Now that we have covered the basics of how we represent images and colors, we can combine that information into a more detailed picture of how a digital image is represented. We noted before that a digital image is just an array of color values, and now that we know a bit about how colors are represented as numbers in the RGB color space, we can combine that information to get a more detailed picture.
As you might expect, the digital representation of an image is simply an array of these triples of RGB values. Specifically, an image can be thought of as a rectangular grid of these color values. If we are dealing with an image we wish to be 800 by 600 pixels, then we would have an array which had 800 RGB color values across the width of the image, and 600 RGB color values down the length of the image.
As you might expect, it is convenient to reference any given pixel by its (x,y) coordinates. In this coordinate system, (0,0) is the upper-left-most pixel, and (width, height) is the lower-right-most pixel, where width and height represent the width and height of the image, of course (using the above example, they would be 800 and 600 respectively). Thus, as you move horizontally across the image the x values increase, while the y values increase as you move down the image, which can be counterintuitive at first.
This a fairly arbitrary organization (in fact, in some image formats, (0,0) is the lower-left-most pixel, as you might expect from the familiar Cartesian coordinate system), but it is the one we will assume throughout the book, and it is the most widely used organization in practice. There is a practical benefit to using this organization from the perspective of a computer designer, but the computer graphics programmer rarely sees the benefit from it. That benefit is this: when a computer monitor displays an image, it sweeps a beam of light, left to right, top to bottom across all the pixels on the monitor. Thus, as the image is being sent to the monitor, it makes the most sense to give it what it draws first first.
It is also worth noting that it is easy to convert from one representation to another. For example, if you wish to think of the screen as having the familiar coordinate system, then you could simply write your code the way you like and then reorder the rows later on, before it is displayed to the screen. Another alternative would be to replace each y coordinate you wish you access by (height-y). Thus, when you try to access what you think of as the bottom row of the screen (y=0), you will instead access (y=800-0=800), which is the bottom row of the screen as the computer monitor thinks of it. In the end, the pixels have to go in one direction or another, and this is a familiar and commonly used format.
In the computer's memory, the image is laid out in this very direct fashion, as one contiguous block of memory. Each pixel is assigned enough space for the three numbers representing its color components, and the first pixel in the image (0,0) is the first pixel in the memory block. At the next highest memory address is the next pixel in the row (1,0), and so forth. Eventually, the last pixel in the memory block is the one which is considered to be in the position (width, height).

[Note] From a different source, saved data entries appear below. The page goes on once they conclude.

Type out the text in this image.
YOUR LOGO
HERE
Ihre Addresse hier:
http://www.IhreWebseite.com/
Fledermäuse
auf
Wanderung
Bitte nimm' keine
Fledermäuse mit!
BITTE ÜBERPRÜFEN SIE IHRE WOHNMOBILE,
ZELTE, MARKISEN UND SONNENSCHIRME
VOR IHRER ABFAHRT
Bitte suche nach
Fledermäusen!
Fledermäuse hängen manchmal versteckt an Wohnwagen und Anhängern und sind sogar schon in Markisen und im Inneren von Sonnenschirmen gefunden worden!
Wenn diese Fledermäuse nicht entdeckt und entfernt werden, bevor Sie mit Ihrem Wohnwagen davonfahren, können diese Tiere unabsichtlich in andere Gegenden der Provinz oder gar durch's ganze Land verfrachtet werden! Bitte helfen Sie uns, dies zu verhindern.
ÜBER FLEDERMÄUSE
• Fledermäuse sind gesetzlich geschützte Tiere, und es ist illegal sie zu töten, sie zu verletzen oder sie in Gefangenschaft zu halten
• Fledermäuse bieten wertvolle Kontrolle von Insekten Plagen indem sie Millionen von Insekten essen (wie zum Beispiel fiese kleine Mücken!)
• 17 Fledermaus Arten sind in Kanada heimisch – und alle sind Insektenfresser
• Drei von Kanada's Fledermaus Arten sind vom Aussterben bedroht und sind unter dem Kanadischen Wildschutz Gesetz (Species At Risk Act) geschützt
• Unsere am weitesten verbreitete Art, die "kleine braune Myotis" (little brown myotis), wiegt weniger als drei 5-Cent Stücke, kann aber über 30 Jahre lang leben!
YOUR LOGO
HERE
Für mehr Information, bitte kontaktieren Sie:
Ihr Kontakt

As an example, let us say that we have an image in memory which is 800 by 600 pixels, the first pixel of the image is at memory address 100, and the size of each RGB component is given by r. Then the r bytes at address 100 are the pixel at (0,0), the r bytes at address 100+r are the pixel at (1,0), and the r bytes at address 100+2*r are the pixel at (2,0). If we wish to access the pixel data for the pixel at (5,5), we need to access the r bytes at 100+5*width*r+5*r. That is, we need to add to the base address the number of bytes in the first 5 rows (5*width*r), plus the number of bytes into the row that that pixel is at. In general, we can access the pixel (x,y) in memory by accessing baseAddress+y*width*r+x*r. This formula is not important to remember, but it is important to understand that the image data in memory is not two dimensional, it is one dimensional and we only give the data a two dimensional organization by how we interpret it.